Treatment response biomarkers in sepsis and septic shock
Two metabolomic studies have monitored the treatment response in sepsis [64,65]. Puskarich et al. [64] included patients receiving L-carnitine supplementation. Patients with a good response had low levels of carnitine and acetylcarnitine, while methionine, lysine, phenylalanine, and tyrosine levels were increased after L-carnitine was administered. Cambiaghi et al. [65] categorized septic shock patients based upon the Sequential Organ Failure Assessment score as responders or nonresponders. Myristic acid and oleic acid showed a larger decrease while creatinine showed a smaller decrease in responders than nonresponders. Over time, kynurenine increased in responders but not in nonresponders.
Pandey et al. [57] used metabolomics to monitor treatment efficacy during hospital stay for sepsis or septic shock and reported that a metabolomics approach was suitable for this purpose.
LIMITATIONS AND FUTURE PROSPECTIVES OF METABOLOMICS IN SEPSIS AND SEPTIC SHOCK
Although precise biomarkers of sepsis have been identified in metabolomics studies, there needs to be greater standardization, which is one of the significant issues when attempting to replicate results. Moreover, the complexity and heterogeneity of sepsis create a large variety of study populations. Therefore, combining conventional biomarkers and metabolomic profiling is likely to be necessary. Moreover, multiomics should be performed simultaneously given that sepsis is also associated with alterations in protein and gene expression [70,71]. Metabolomics can be utilized to identify mitochondrial dysfunction or aberrations in the microcirculation in sepsis. Future metabolomics studies should aim to develop bedside laboratory kits for clinical practice. Metabolomics studies to predict the outcomes of sepsis and septic shock patients are ongoing [71]. Identifying mortality markers at an early stage should improve patient outcomes. Ideally, a pharmacometabolomics approach should be used to determine the appropriate drugs or to identify patients likely to respond to specific therapies.
Due to the overwhelming amount of metabolomic information associated with sepsis, artificial intelligence and machine learning should be utilized to handle the enormous amount of data.
CONCLUSION
Metabolic profiling studies of sepsis have established that metabolomics has the potential to be used as a diagnostic and prognostic tool capable of providing biomarkers for early diagnosis, prognosis, severity determination, and mortality prediction.
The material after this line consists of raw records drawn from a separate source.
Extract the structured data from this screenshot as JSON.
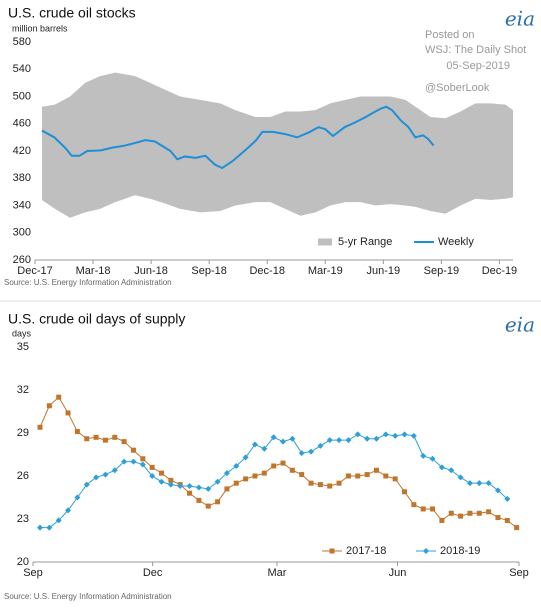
{
  "chart_data": [
    {
      "type": "line",
      "title": "U.S. crude oil stocks",
      "subtitle": "million barrels",
      "logo": "eia",
      "annotations": [
        "Posted on",
        "WSJ: The Daily Shot",
        "05-Sep-2019",
        "@SoberLook"
      ],
      "source": "Source: U.S. Energy Information Administration",
      "xlim": [
        0,
        24.7
      ],
      "xticks": [
        {
          "value": 0,
          "label": "Dec-17"
        },
        {
          "value": 3,
          "label": "Mar-18"
        },
        {
          "value": 6,
          "label": "Jun-18"
        },
        {
          "value": 9,
          "label": "Sep-18"
        },
        {
          "value": 12,
          "label": "Dec-18"
        },
        {
          "value": 15,
          "label": "Mar-19"
        },
        {
          "value": 18,
          "label": "Jun-19"
        },
        {
          "value": 21,
          "label": "Sep-19"
        },
        {
          "value": 24,
          "label": "Dec-19"
        }
      ],
      "ylim": [
        260,
        580
      ],
      "yticks": [
        260,
        300,
        340,
        380,
        420,
        460,
        500,
        540,
        580
      ],
      "grid": false,
      "legend": "lower right",
      "series": [
        {
          "name": "5-yr Range",
          "kind": "range",
          "color": "#bfbfbf",
          "x": [
            0.36,
            1.03,
            1.81,
            2.59,
            3.36,
            4.14,
            5.17,
            5.95,
            6.73,
            7.5,
            8.54,
            9.57,
            10.35,
            11.38,
            12.16,
            12.93,
            13.71,
            14.49,
            15.26,
            16.04,
            16.81,
            17.59,
            18.37,
            19.14,
            19.66,
            20.43,
            21.21,
            21.99,
            22.76,
            23.54,
            24.31,
            24.7
          ],
          "high": [
            485,
            488,
            500,
            520,
            530,
            535,
            530,
            520,
            510,
            500,
            495,
            490,
            480,
            470,
            470,
            478,
            478,
            480,
            490,
            495,
            500,
            500,
            500,
            495,
            485,
            470,
            468,
            478,
            490,
            490,
            488,
            480
          ],
          "low": [
            348,
            335,
            322,
            330,
            335,
            345,
            355,
            350,
            343,
            335,
            330,
            332,
            340,
            345,
            345,
            335,
            325,
            330,
            340,
            345,
            345,
            340,
            342,
            340,
            338,
            332,
            328,
            340,
            350,
            348,
            350,
            352
          ]
        },
        {
          "name": "Weekly",
          "kind": "line",
          "color": "#1f8fd6",
          "x": [
            0.36,
            1.0,
            1.55,
            1.9,
            2.3,
            2.7,
            3.4,
            4.0,
            4.65,
            5.2,
            5.7,
            6.2,
            7.0,
            7.35,
            7.75,
            8.3,
            8.8,
            9.3,
            9.67,
            10.2,
            10.9,
            11.4,
            11.75,
            12.3,
            12.9,
            13.55,
            14.2,
            14.65,
            15.0,
            15.4,
            16.0,
            16.55,
            17.1,
            17.4,
            17.85,
            18.15,
            18.45,
            18.9,
            19.3,
            19.65,
            20.05,
            20.3,
            20.6
          ],
          "values": [
            450,
            440,
            425,
            413,
            413,
            420,
            421,
            425,
            428,
            432,
            436,
            434,
            420,
            408,
            412,
            410,
            413,
            400,
            395,
            405,
            422,
            435,
            448,
            448,
            445,
            440,
            448,
            455,
            452,
            442,
            455,
            462,
            470,
            475,
            482,
            485,
            480,
            465,
            455,
            440,
            443,
            438,
            428
          ]
        }
      ]
    },
    {
      "type": "line",
      "title": "U.S. crude oil days of supply",
      "subtitle": "days",
      "logo": "eia",
      "source": "Source: U.S. Energy Information Administration",
      "xlim": [
        0,
        52
      ],
      "xticks": [
        {
          "value": 0,
          "label": "Sep"
        },
        {
          "value": 12.8,
          "label": "Dec"
        },
        {
          "value": 26.1,
          "label": "Mar"
        },
        {
          "value": 39,
          "label": "Jun"
        },
        {
          "value": 52,
          "label": "Sep"
        }
      ],
      "ylim": [
        20,
        35
      ],
      "yticks": [
        20,
        23,
        26,
        29,
        32,
        35
      ],
      "grid": false,
      "legend": "lower right",
      "x": [
        0.75,
        1.75,
        2.75,
        3.75,
        4.75,
        5.75,
        6.75,
        7.75,
        8.75,
        9.75,
        10.75,
        11.75,
        12.75,
        13.75,
        14.75,
        15.75,
        16.75,
        17.75,
        18.75,
        19.75,
        20.75,
        21.75,
        22.75,
        23.75,
        24.75,
        25.75,
        26.75,
        27.75,
        28.75,
        29.75,
        30.75,
        31.75,
        32.75,
        33.75,
        34.75,
        35.75,
        36.75,
        37.75,
        38.75,
        39.75,
        40.75,
        41.75,
        42.75,
        43.75,
        44.75,
        45.75,
        46.75,
        47.75,
        48.75,
        49.75,
        50.75,
        51.75
      ],
      "series": [
        {
          "name": "2017-18",
          "marker": "square",
          "color": "#c0752a",
          "values": [
            29.4,
            30.9,
            31.5,
            30.4,
            29.1,
            28.6,
            28.7,
            28.5,
            28.7,
            28.4,
            27.8,
            27.2,
            26.6,
            26.2,
            25.7,
            25.4,
            24.8,
            24.3,
            23.9,
            24.2,
            25.1,
            25.5,
            25.8,
            26.0,
            26.2,
            26.7,
            26.9,
            26.4,
            26.1,
            25.5,
            25.4,
            25.3,
            25.5,
            26.0,
            26.0,
            26.1,
            26.4,
            26.0,
            25.8,
            24.9,
            24.0,
            23.7,
            23.7,
            22.9,
            23.4,
            23.2,
            23.4,
            23.4,
            23.5,
            23.1,
            22.9,
            22.4
          ]
        },
        {
          "name": "2018-19",
          "marker": "diamond",
          "color": "#2ea0d8",
          "values": [
            22.4,
            22.4,
            22.9,
            23.6,
            24.5,
            25.4,
            25.9,
            26.1,
            26.4,
            27.0,
            27.0,
            26.8,
            26.0,
            25.6,
            25.4,
            25.3,
            25.3,
            25.2,
            25.1,
            25.6,
            26.2,
            26.7,
            27.3,
            28.2,
            27.9,
            28.7,
            28.4,
            28.6,
            27.6,
            27.7,
            28.1,
            28.5,
            28.5,
            28.5,
            28.9,
            28.6,
            28.6,
            28.9,
            28.8,
            28.9,
            28.8,
            27.4,
            27.2,
            26.6,
            26.4,
            25.9,
            25.5,
            25.5,
            25.5,
            25.0,
            24.4,
            null
          ]
        }
      ]
    }
  ]
}
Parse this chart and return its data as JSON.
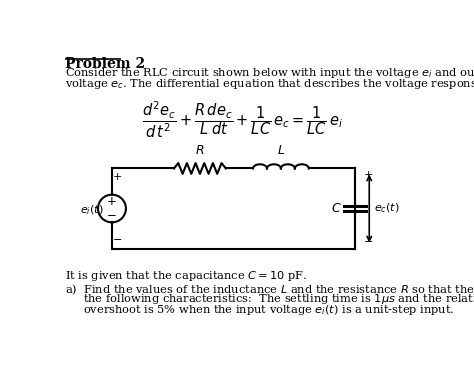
{
  "title": "Problem 2",
  "bg_color": "#ffffff",
  "text_color": "#000000",
  "figsize": [
    4.74,
    3.9
  ],
  "dpi": 100,
  "paragraph1": "Consider the RLC circuit shown below with input the voltage $e_i$ and output the",
  "paragraph2": "voltage $e_c$. The differential equation that describes the voltage response is:",
  "bottom_text1": "It is given that the capacitance $C = 10$ pF.",
  "bottom_text2": "a)  Find the values of the inductance $L$ and the resistance $R$ so that the system has",
  "bottom_text3": "     the following characteristics:  The settling time is $1\\mu s$ and the relative",
  "bottom_text4": "     overshoot is 5% when the input voltage $e_i(t)$ is a unit-step input."
}
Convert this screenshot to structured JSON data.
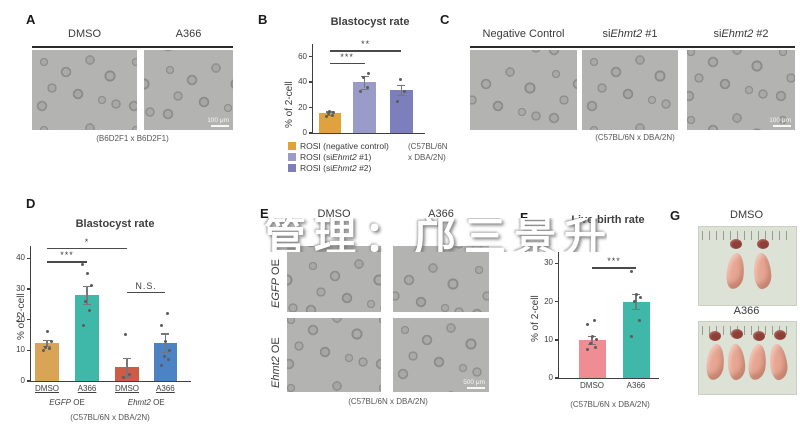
{
  "watermark": {
    "text": "管理：邝三景升"
  },
  "panels": {
    "A": {
      "label": "A",
      "columns": [
        "DMSO",
        "A366"
      ],
      "caption": "(B6D2F1 x B6D2F1)",
      "scale_bar": "100 μm"
    },
    "B": {
      "label": "B"
    },
    "C": {
      "label": "C",
      "columns_rich": [
        [
          {
            "t": "Negative Control"
          }
        ],
        [
          {
            "t": "si"
          },
          {
            "t": "Ehmt2",
            "i": true
          },
          {
            "t": " #1"
          }
        ],
        [
          {
            "t": "si"
          },
          {
            "t": "Ehmt2",
            "i": true
          },
          {
            "t": " #2"
          }
        ]
      ],
      "caption": "(C57BL/6N x DBA/2N)",
      "scale_bar": "100 μm"
    },
    "D": {
      "label": "D"
    },
    "E": {
      "label": "E",
      "columns": [
        "DMSO",
        "A366"
      ],
      "rows_rich": [
        [
          {
            "t": "EGFP",
            "i": true
          },
          {
            "t": " OE"
          }
        ],
        [
          {
            "t": "Ehmt2",
            "i": true
          },
          {
            "t": " OE"
          }
        ]
      ],
      "caption": "(C57BL/6N x DBA/2N)",
      "scale_bar": "500 μm"
    },
    "F": {
      "label": "F"
    },
    "G": {
      "label": "G",
      "photos": [
        {
          "label": "DMSO",
          "pup_count": 2
        },
        {
          "label": "A366",
          "pup_count": 4
        }
      ]
    }
  },
  "chart_data": [
    {
      "type": "bar",
      "panel": "B",
      "title": "Blastocyst rate",
      "ylabel": "% of 2-cell",
      "ylim": [
        0,
        60
      ],
      "yticks": [
        0,
        20,
        40,
        60
      ],
      "ymax_draw": 70,
      "grid": false,
      "legend_position": "bottom-left",
      "bar_x": [
        0.15,
        0.46,
        0.79
      ],
      "bar_w": 0.2,
      "bars": [
        {
          "legend_segments": [
            {
              "t": "ROSI (negative control)"
            }
          ],
          "value": 15.5,
          "err": 1.5,
          "color": "#dfa23f",
          "dots": [
            13,
            14,
            15,
            16,
            17
          ]
        },
        {
          "legend_segments": [
            {
              "t": "ROSI (si"
            },
            {
              "t": "Ehmt2",
              "i": true
            },
            {
              "t": " #1)"
            }
          ],
          "value": 40,
          "err": 5,
          "color": "#999bc9",
          "dots": [
            33,
            36,
            44,
            47
          ]
        },
        {
          "legend_segments": [
            {
              "t": "ROSI (si"
            },
            {
              "t": "Ehmt2",
              "i": true
            },
            {
              "t": " #2)"
            }
          ],
          "value": 34,
          "err": 4,
          "color": "#7d7fbc",
          "dots": [
            25,
            33,
            42
          ]
        }
      ],
      "sig": [
        {
          "from": 0,
          "to": 1,
          "label": "***",
          "y": 55
        },
        {
          "from": 0,
          "to": 2,
          "label": "**",
          "y": 65
        }
      ],
      "note_lines": [
        "(C57BL/6N",
        "x DBA/2N)"
      ]
    },
    {
      "type": "bar",
      "panel": "D",
      "title": "Blastocyst rate",
      "ylabel": "% of 2-cell",
      "ylim": [
        0,
        40
      ],
      "yticks": [
        0,
        10,
        20,
        30,
        40
      ],
      "ymax_draw": 44,
      "grid": false,
      "xlabel_underline": true,
      "bar_x": [
        0.1,
        0.35,
        0.6,
        0.84
      ],
      "bar_w": 0.145,
      "bars": [
        {
          "x": "DMSO",
          "value": 12.5,
          "err": 1,
          "color": "#d9a455",
          "dots": [
            10,
            10.5,
            11,
            13,
            16
          ]
        },
        {
          "x": "A366",
          "value": 28,
          "err": 3,
          "color": "#3fb8a9",
          "dots": [
            18,
            23,
            26,
            31,
            35,
            38
          ]
        },
        {
          "x": "DMSO",
          "value": 4.5,
          "err": 3,
          "color": "#cf5b47",
          "dots": [
            1,
            2,
            15
          ]
        },
        {
          "x": "A366",
          "value": 12.5,
          "err": 3,
          "color": "#4d82c4",
          "dots": [
            5,
            7,
            8,
            10,
            13,
            18,
            22
          ]
        }
      ],
      "groups": [
        {
          "segments": [
            {
              "t": "EGFP",
              "i": true
            },
            {
              "t": " OE"
            }
          ],
          "bars": [
            0,
            1
          ]
        },
        {
          "segments": [
            {
              "t": "Ehmt2",
              "i": true
            },
            {
              "t": " OE"
            }
          ],
          "bars": [
            2,
            3
          ]
        }
      ],
      "sig": [
        {
          "from": 0,
          "to": 1,
          "label": "***",
          "y": 39
        },
        {
          "from": 0,
          "to": 2,
          "label": "*",
          "y": 43.5
        },
        {
          "from": 2,
          "to": 3,
          "label": "N.S.",
          "y": 29
        }
      ],
      "caption": "(C57BL/6N x DBA/2N)"
    },
    {
      "type": "bar",
      "panel": "F",
      "title": "Live-birth rate",
      "ylabel": "% of 2-cell",
      "ylim": [
        0,
        30
      ],
      "yticks": [
        0,
        10,
        20,
        30
      ],
      "ymax_draw": 33,
      "grid": false,
      "bar_x": [
        0.33,
        0.77
      ],
      "bar_w": 0.27,
      "bars": [
        {
          "x": "DMSO",
          "value": 10,
          "err": 1,
          "color": "#ef8d93",
          "dots": [
            7.5,
            8,
            9,
            10,
            11,
            14,
            15
          ]
        },
        {
          "x": "A366",
          "value": 20,
          "err": 2,
          "color": "#3fb8a9",
          "dots": [
            11,
            15,
            20,
            21,
            22,
            28
          ]
        }
      ],
      "sig": [
        {
          "from": 0,
          "to": 1,
          "label": "***",
          "y": 29
        }
      ],
      "caption": "(C57BL/6N x DBA/2N)"
    }
  ]
}
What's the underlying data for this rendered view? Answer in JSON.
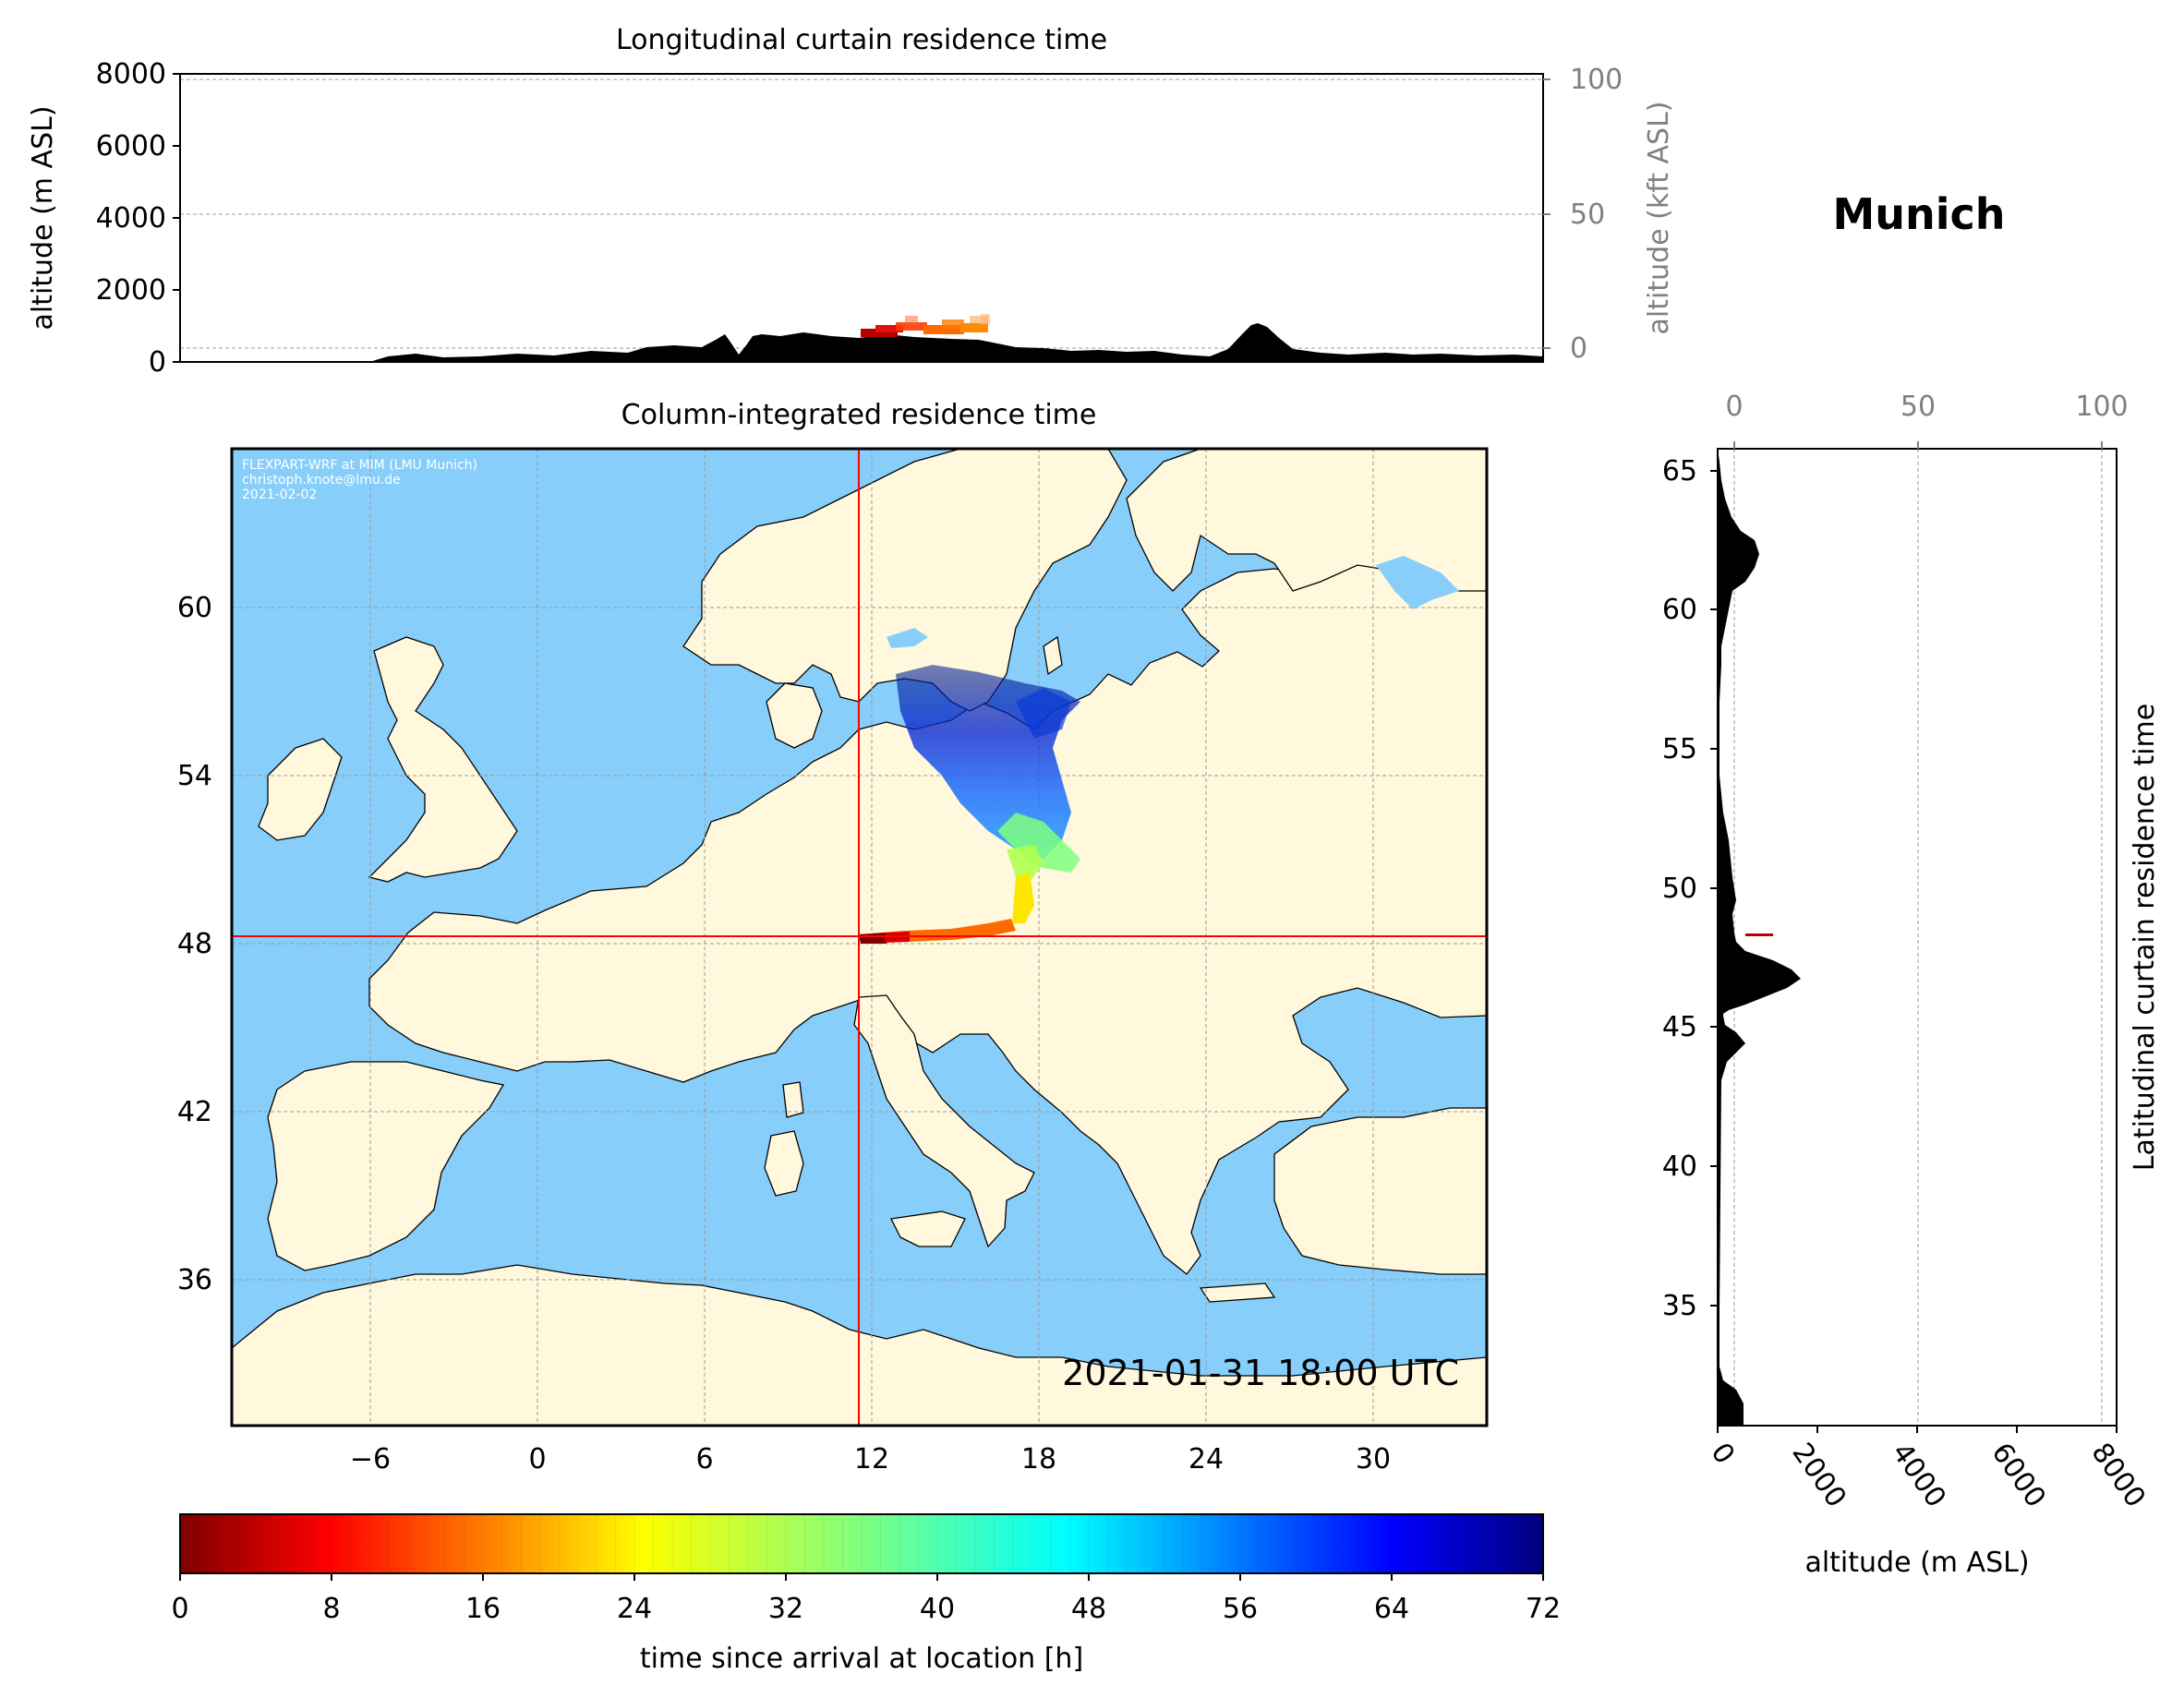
{
  "location": "Munich",
  "colors": {
    "ocean": "#87cefa",
    "land": "#fff8dc",
    "terrain": "#000000",
    "crosshair": "#ff0000",
    "kft_axis": "#808080"
  },
  "longitudinal_panel": {
    "title": "Longitudinal curtain residence time",
    "ylabel": "altitude (m ASL)",
    "ylabel_right": "altitude (kft ASL)",
    "yticks": [
      "0",
      "2000",
      "4000",
      "6000",
      "8000"
    ],
    "yticks_right": [
      "0",
      "50",
      "100"
    ]
  },
  "map_panel": {
    "title": "Column-integrated residence time",
    "credit_lines": [
      "FLEXPART-WRF at MIM (LMU Munich)",
      "christoph.knote@lmu.de",
      "2021-02-02"
    ],
    "timestamp": "2021-01-31 18:00 UTC",
    "xticks": [
      "−6",
      "0",
      "6",
      "12",
      "18",
      "24",
      "30"
    ],
    "yticks": [
      "60",
      "54",
      "48",
      "42",
      "36"
    ],
    "crosshair_lon": 11.6,
    "crosshair_lat": 48.1
  },
  "latitudinal_panel": {
    "ylabel": "Latitudinal curtain residence time",
    "xlabel": "altitude (m ASL)",
    "yticks": [
      "65",
      "60",
      "55",
      "50",
      "45",
      "40",
      "35"
    ],
    "xticks_bottom": [
      "0",
      "2000",
      "4000",
      "6000",
      "8000"
    ],
    "xticks_top": [
      "0",
      "50",
      "100"
    ]
  },
  "colorbar": {
    "label": "time since arrival at location [h]",
    "ticks": [
      "0",
      "8",
      "16",
      "24",
      "32",
      "40",
      "48",
      "56",
      "64",
      "72"
    ],
    "colormap": "jet_r",
    "range": [
      0,
      72
    ]
  }
}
Numerous metabolomics-based biomarkers have been identified; by integrating this knowledge in this review, I hope to have advanced our understanding of metabolomics in sepsis and septic shock to provide a better understanding of needed improvements in the management and outcomes of patients with either sepsis or septic shock.
Notes
Conflicts of interest
The author has no conflicts of interest to declare.
Funding
The author received no financial support for this study.
Data availability
Data sharing is not applicable as no new data were created or analyzed in this study.
References
Article information Continued
Notes
Capsule Summary
What is already known
Sepsis is associated with high mortality rates, with early diagnosis being critical for improving outcomes. Traditional diagnostic approaches for sepsis may have limitations.
What is new in the current study
This review comprehensively summarizes metabolomic profiling studies in sepsis and septic shock, highlighting key biomarkers for diagnosis, severity assessment, mortality prediction, and treatment response monitoring. Metabolomics offers promising tools for improving patient outcomes through personalized interventions and better understanding of sepsis pathophysiology.